I am Kali!
Yes, I am Kali!
I have always been dark-skinned.
My grandmother tells me that when I was born instead of smiling at the first look at my face, my mother’s face contorted into a mask of distaste. And the first word she uttered was Kali (dark). My father came in to see me and being the one who always finds beauty in every aspect christened me Krishnakali. But my cousins, mother and siblings were not as forgiving. And from Krishnakali, I became Kali the dark-skinned one.
My childhood has never been ‘normal’ and I attribute it to my skin colour. My sisters were fair and I was dark as polished ebony, and it was clear that I looked nothing like my father or mother. My grandmother consoled me saying that my grandfather was dark too. But knowing this did little to bereave my sorrow.

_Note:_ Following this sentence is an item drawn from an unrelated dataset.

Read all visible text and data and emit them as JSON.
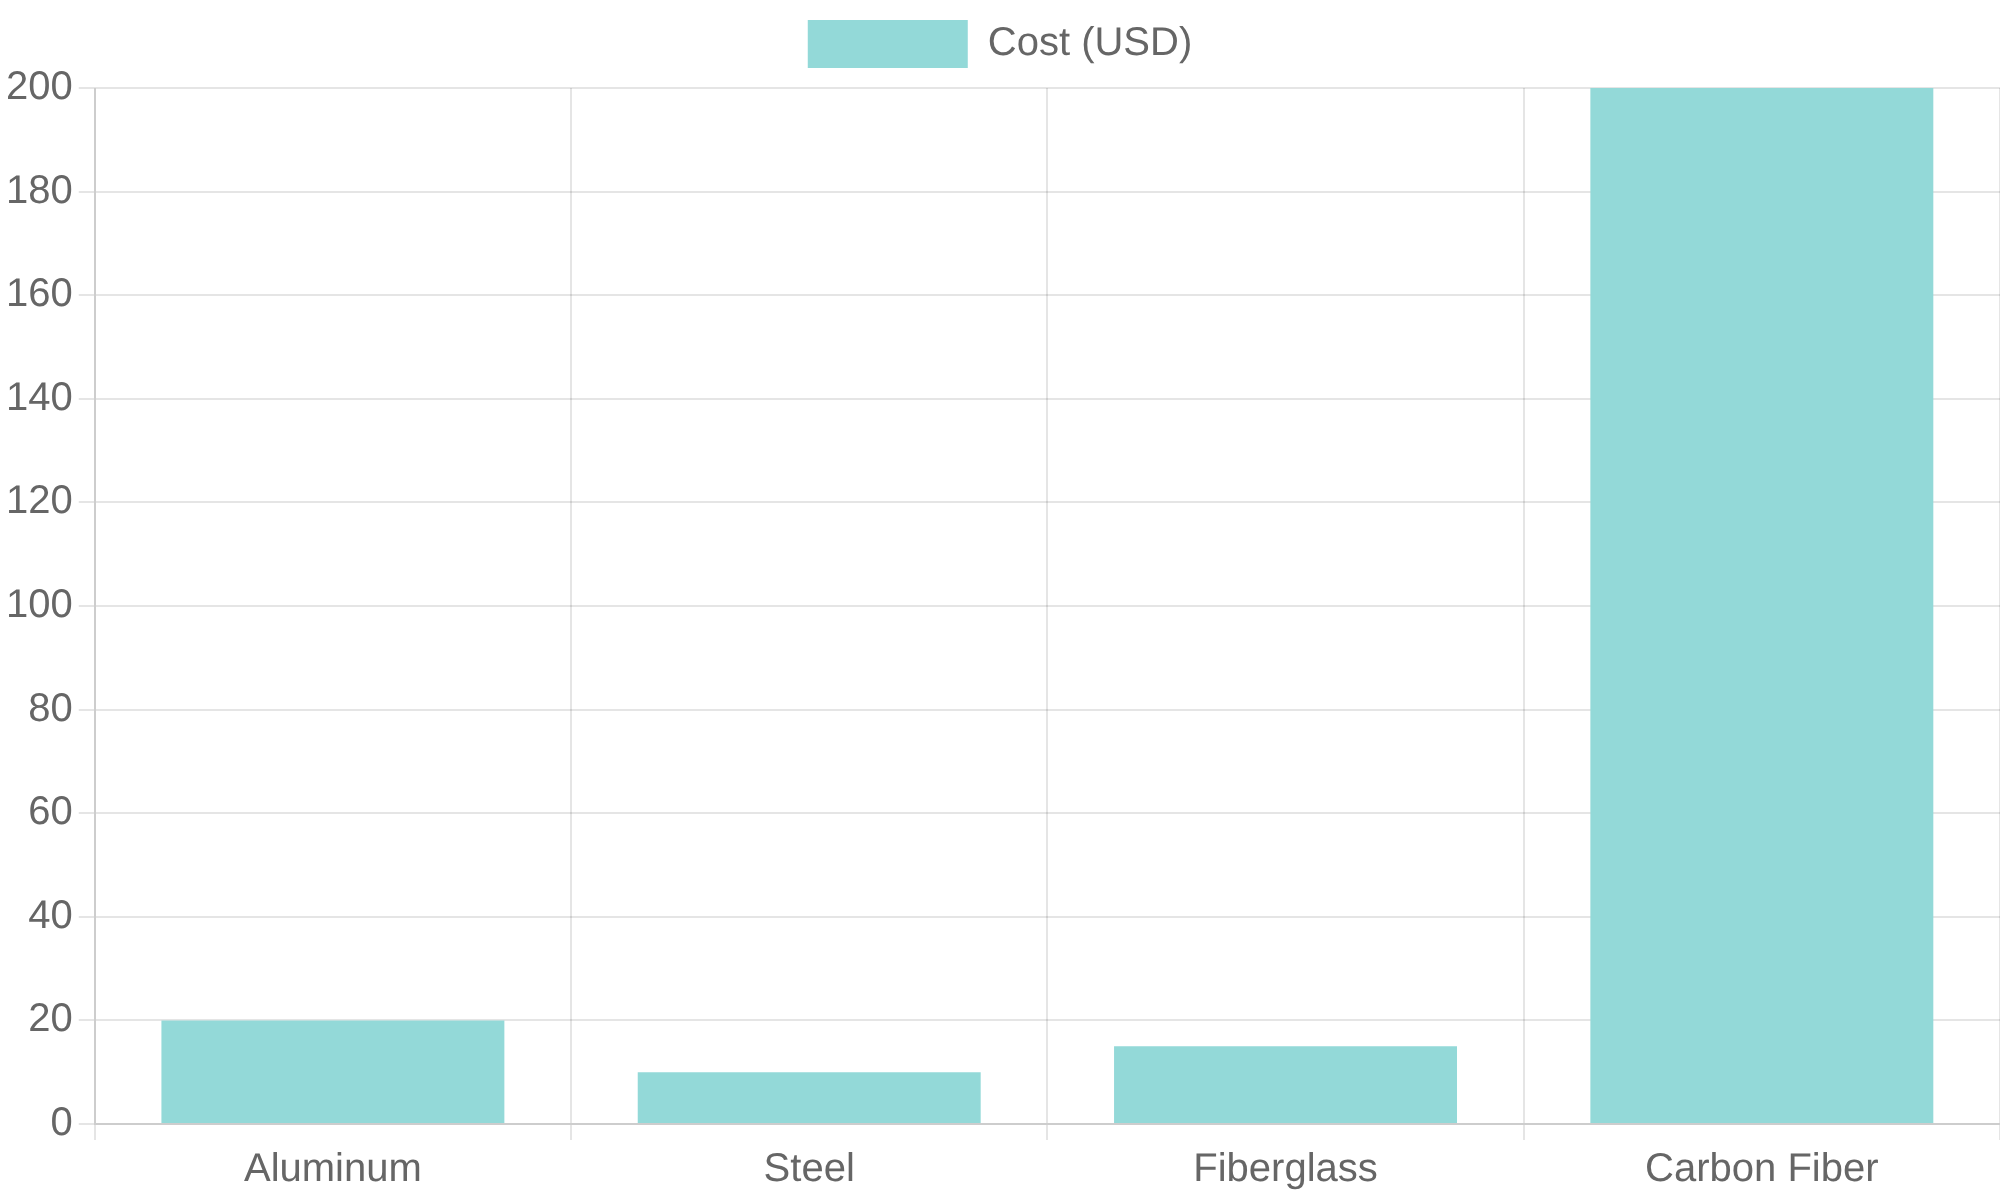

Little incidents began to take on appearances of massive happenings. Take for instance the day I asked my mother to read snow white to me. As soon as she got to the part that said “skin as white as snow”, she glanced at me, sighed and shut the book. She told me to get Black beauty instead. Looking back, I wonder whether she deliberately chose the title or was it by pure chance.

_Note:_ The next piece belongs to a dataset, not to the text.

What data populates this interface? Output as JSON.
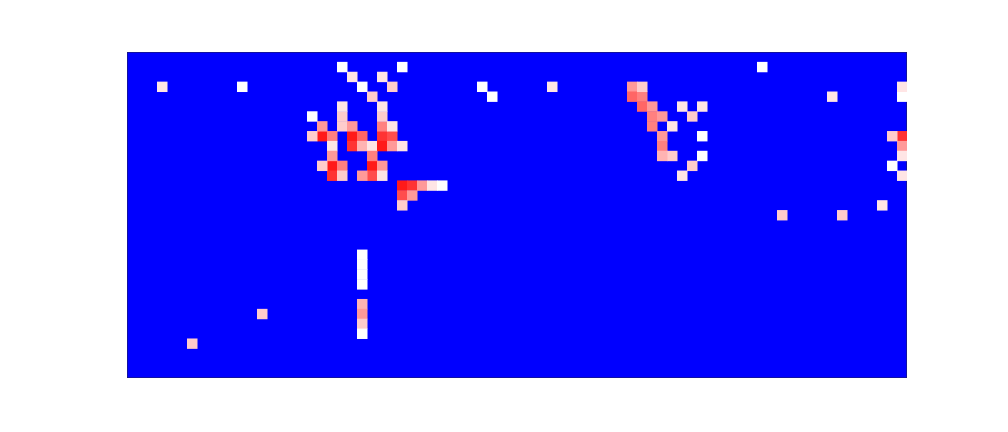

But this was not it. Visitors always gave a quick sideways look followed by a quick laugh when I was introduced as my father’s daughter. I tried various fairness creams that were supposed to make my skin radiant but quit using them after reading about the after-effects. As a student of 11th std I studied Shakespeare’s ‘What is Sylvia?’ and kept stumbling over ‘fair’ in the third line of the first stanza. I remember wondering whether heaven lent grace only to the fair. What about His darker creations?

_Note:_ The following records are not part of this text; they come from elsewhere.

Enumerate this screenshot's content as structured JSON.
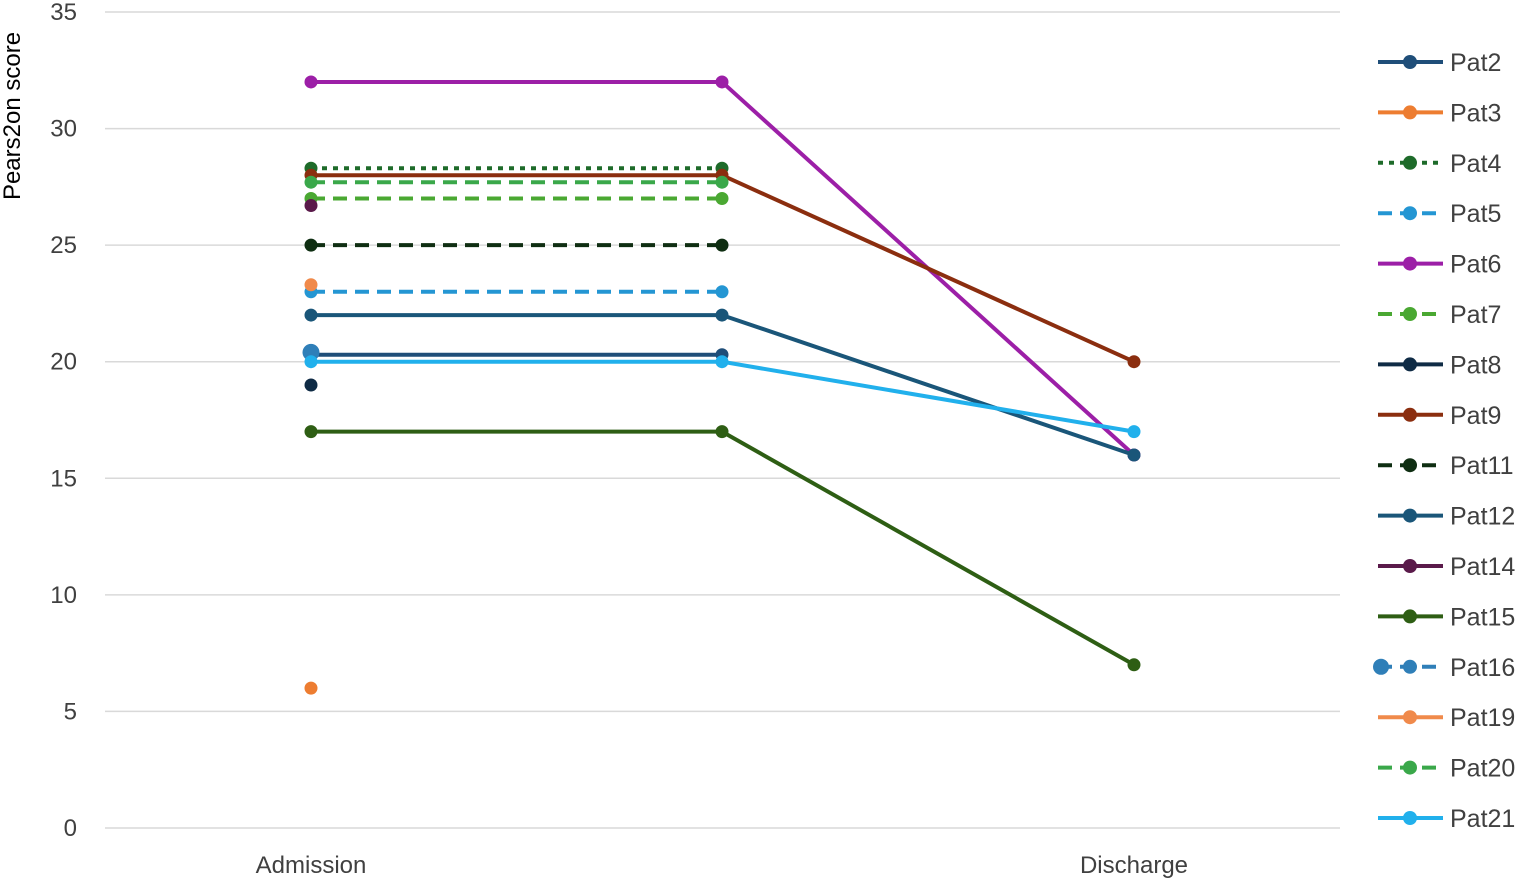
{
  "chart_data": {
    "type": "line",
    "title": "",
    "xlabel": "",
    "ylabel": "Pears2on score",
    "ylim": [
      0,
      35
    ],
    "yticks": [
      0,
      5,
      10,
      15,
      20,
      25,
      30,
      35
    ],
    "categories": [
      "Admission",
      "",
      "Discharge"
    ],
    "grid": true,
    "legend_position": "right",
    "series": [
      {
        "name": "Pat2",
        "values": [
          20.3,
          20.3,
          null
        ],
        "color": "#1f4e79",
        "dash": "solid",
        "marker_size": 6
      },
      {
        "name": "Pat3",
        "values": [
          6,
          null,
          null
        ],
        "color": "#ed7d31",
        "dash": "solid",
        "marker_size": 6
      },
      {
        "name": "Pat4",
        "values": [
          28.3,
          28.3,
          null
        ],
        "color": "#1e6b2a",
        "dash": "dotted",
        "marker_size": 6
      },
      {
        "name": "Pat5",
        "values": [
          23,
          23,
          null
        ],
        "color": "#2496d3",
        "dash": "dashed",
        "marker_size": 6
      },
      {
        "name": "Pat6",
        "values": [
          32,
          32,
          16
        ],
        "color": "#9c1fa7",
        "dash": "solid",
        "marker_size": 6
      },
      {
        "name": "Pat7",
        "values": [
          27,
          27,
          null
        ],
        "color": "#4aa832",
        "dash": "dashed",
        "marker_size": 6
      },
      {
        "name": "Pat8",
        "values": [
          19,
          null,
          null
        ],
        "color": "#0f2b45",
        "dash": "solid",
        "marker_size": 6
      },
      {
        "name": "Pat9",
        "values": [
          28,
          28,
          20
        ],
        "color": "#8b2e0f",
        "dash": "solid",
        "marker_size": 6
      },
      {
        "name": "Pat11",
        "values": [
          25,
          25,
          null
        ],
        "color": "#0f2e12",
        "dash": "dashed",
        "marker_size": 6
      },
      {
        "name": "Pat12",
        "values": [
          22,
          22,
          16
        ],
        "color": "#1a5679",
        "dash": "solid",
        "marker_size": 6
      },
      {
        "name": "Pat14",
        "values": [
          26.7,
          null,
          null
        ],
        "color": "#5a1a4a",
        "dash": "solid",
        "marker_size": 6
      },
      {
        "name": "Pat15",
        "values": [
          17,
          17,
          7
        ],
        "color": "#2e5e14",
        "dash": "solid",
        "marker_size": 6
      },
      {
        "name": "Pat16",
        "values": [
          20.4,
          null,
          null
        ],
        "color": "#2f7fb8",
        "dash": "dashed",
        "marker_size": 8
      },
      {
        "name": "Pat19",
        "values": [
          23.3,
          null,
          null
        ],
        "color": "#f08a4b",
        "dash": "solid",
        "marker_size": 6
      },
      {
        "name": "Pat20",
        "values": [
          27.7,
          27.7,
          null
        ],
        "color": "#3aa84a",
        "dash": "dashed",
        "marker_size": 6
      },
      {
        "name": "Pat21",
        "values": [
          20,
          20,
          17
        ],
        "color": "#21b0ec",
        "dash": "solid",
        "marker_size": 6
      }
    ]
  }
}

But when I graduated from college I decide to start life anew. I knew that I could not change the colour of skin but I knew that I could change the way people looked at me like a dark person. And the only way I could do this was by education. so I tried out for civil services and got into the police force. ever since then, there has been no looking back.
You would be surprised if I told you that ever since I joined the police, no one has ever called me Kali again not even in jest. But I wear the name as a sign of pride now.
I aspire to inspire dark girls who are now called Kali to one day, stand up and say “I am Kali…..and this is my story. You may shoot me down with your words but like the brown dust, I will rise. I rise, I rise, I rise.